2. The live playback video generation method of claim 1, wherein the method further comprises:

and when the real-time voice data is matched with the reference characteristics, acquiring the real-time voice data to form the target voice data.

3. The live playback video generation method of claim 2, wherein determining whether real-time voice data corresponding to the live video stream matches a reference feature comprises:

4. The live playback video generation method of claim 3, wherein the method further comprises:

5. The live playback video generation method of claim 1, wherein determining whether the target speech data matches the agent comprises:

performing text recognition on the target voice data to obtain first text data;

acquiring text information related to the tweet as second text data;

6. The live playback video generation method of claim 5, further comprising:

7. The live playback video generation method of claim 1, wherein the current live video stream has identification information pointing to a previous live video stream; the generating a live playback video using a plurality of live video streams includes:

sequencing the live video stream according to the determined sequence;

and splicing the sequenced live broadcast video streams to obtain the live broadcast playback video.

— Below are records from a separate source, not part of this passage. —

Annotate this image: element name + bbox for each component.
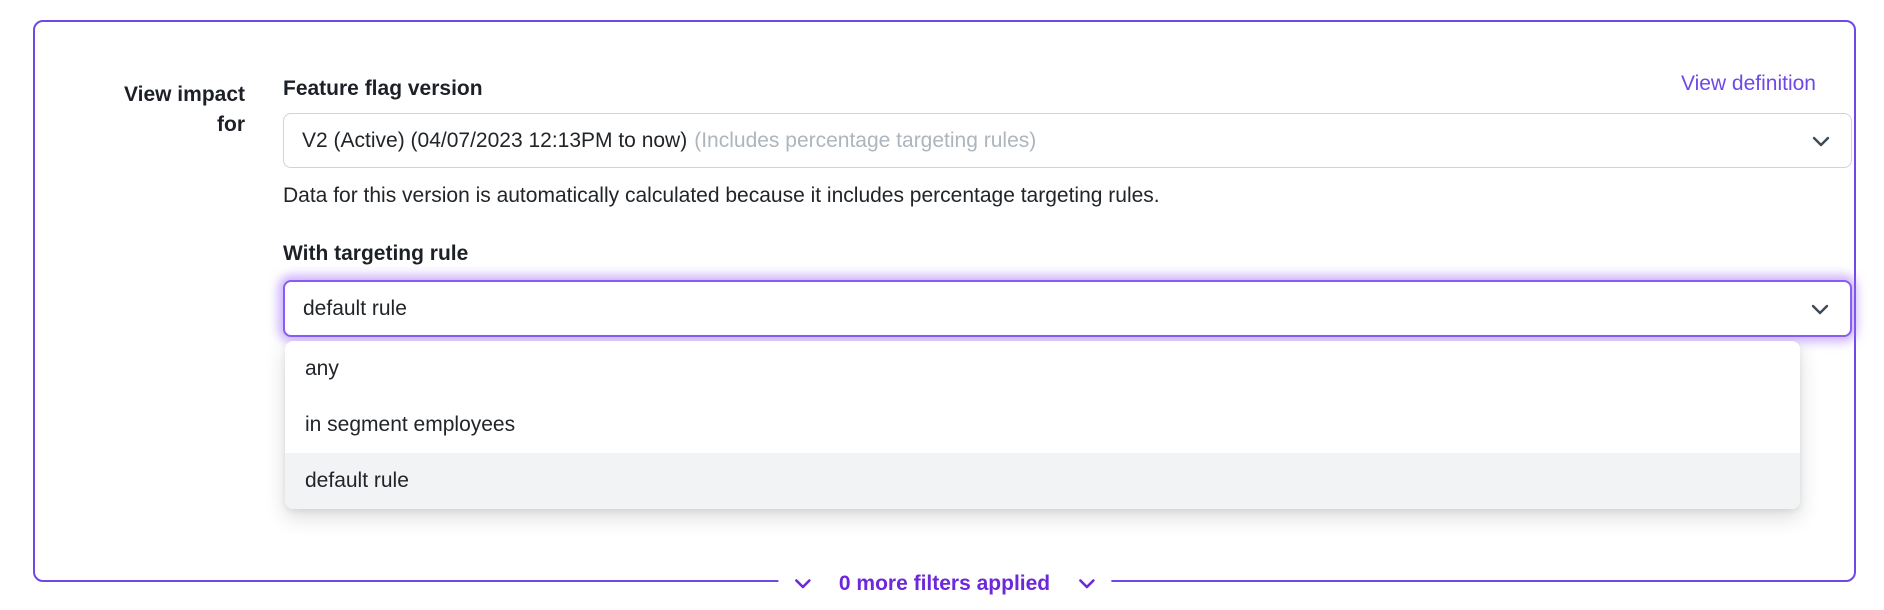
targeting-rule-menu: any in segment employees default rule	[285, 341, 1800, 509]
feature-flag-version-label: Feature flag version	[283, 77, 483, 100]
targeting-rule-select[interactable]: default rule	[283, 280, 1852, 337]
feature-flag-version-value: V2 (Active) (04/07/2023 12:13PM to now)	[302, 128, 688, 152]
chevron-down-icon	[1809, 129, 1833, 153]
filter-panel: View definition View impact for Feature …	[33, 20, 1856, 596]
targeting-rule-label: With targeting rule	[283, 242, 469, 265]
targeting-rule-value: default rule	[303, 296, 407, 320]
view-impact-for-label: View impact for	[124, 83, 245, 136]
dropdown-option[interactable]: in segment employees	[305, 413, 516, 436]
view-definition-link[interactable]: View definition	[1680, 72, 1816, 95]
dropdown-option[interactable]: default rule	[285, 453, 1800, 509]
chevron-down-icon	[794, 578, 811, 590]
chevron-down-icon	[1808, 297, 1832, 321]
feature-flag-version-note: (Includes percentage targeting rules)	[694, 128, 1037, 152]
more-filters-label: 0 more filters applied	[838, 572, 1051, 595]
targeting-rule-field: default rule any in segment employees def…	[283, 280, 1852, 509]
version-helper-text: Data for this version is automatically c…	[283, 184, 1160, 207]
more-filters-toggle[interactable]: 0 more filters applied	[777, 572, 1112, 596]
dropdown-option[interactable]: any	[305, 357, 339, 380]
filter-fields: Feature flag version V2 (Active) (04/07/…	[283, 77, 1852, 509]
chevron-down-icon	[1078, 578, 1095, 590]
filter-form: View impact for Feature flag version V2 …	[35, 22, 1854, 509]
feature-flag-version-select[interactable]: V2 (Active) (04/07/2023 12:13PM to now) …	[283, 113, 1852, 168]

8. A live playback video playing method is characterized by comprising the following steps:

acquiring a live playback video; the live playback video comprises one or more marks, and each mark corresponds to a video clip related to the media pushing object;

providing a time axis according to the time length of the live playback video;

presenting each marker on the timeline according to a position of a video clip associated with each media item in the live playback video;

9. The live playback video playback method of claim 8, further comprising:

when the currently played video clip does not correspond to any mark, taking the next mark on the time axis as a target mark;

and providing guide information of the recommendation corresponding to the target mark.

10. A live playback video generation apparatus, comprising:

the video stream acquisition module is used for acquiring a live video stream in a live broadcast process and monitoring whether a second layer related to a recommendation medium exists on a first layer where a live broadcast picture of the live video stream is located;

the voice matching module is used for determining whether target voice data corresponding to the live video stream is matched with the media object or not when a second layer related to the media object exists on a first layer where a live frame of the live video stream is monitored;

the video generation module is used for generating a live playback video by utilizing a plurality of live video streams; wherein the plurality of live video streams includes the live video stream to which the mark is added.

11. The live playback video generation apparatus of claim 10, wherein the apparatus further comprises:

12. The live playback video generation apparatus of claim 10, wherein the target speech determination module is specifically configured to:

extracting a feature vector of each frame of the sample voice data, and training based on the feature vector of each frame of the sample voice data to obtain a reference feature;

13. A live playback video playback apparatus, comprising:

the mark display module is used for providing a time axis according to the time length of the live playback video; presenting each marker on the timeline according to a position of a video clip associated with each media item in the live playback video;

14. A computer-readable storage medium, on which a computer program is stored, which, when being executed by a processor, carries out the method of any one of claims 1-9.

15. An electronic device, comprising:

a processor; and

a memory for storing executable instructions of the processor;

wherein the processor is configured to perform the method of any of claims 1-9 via execution of the executable instructions.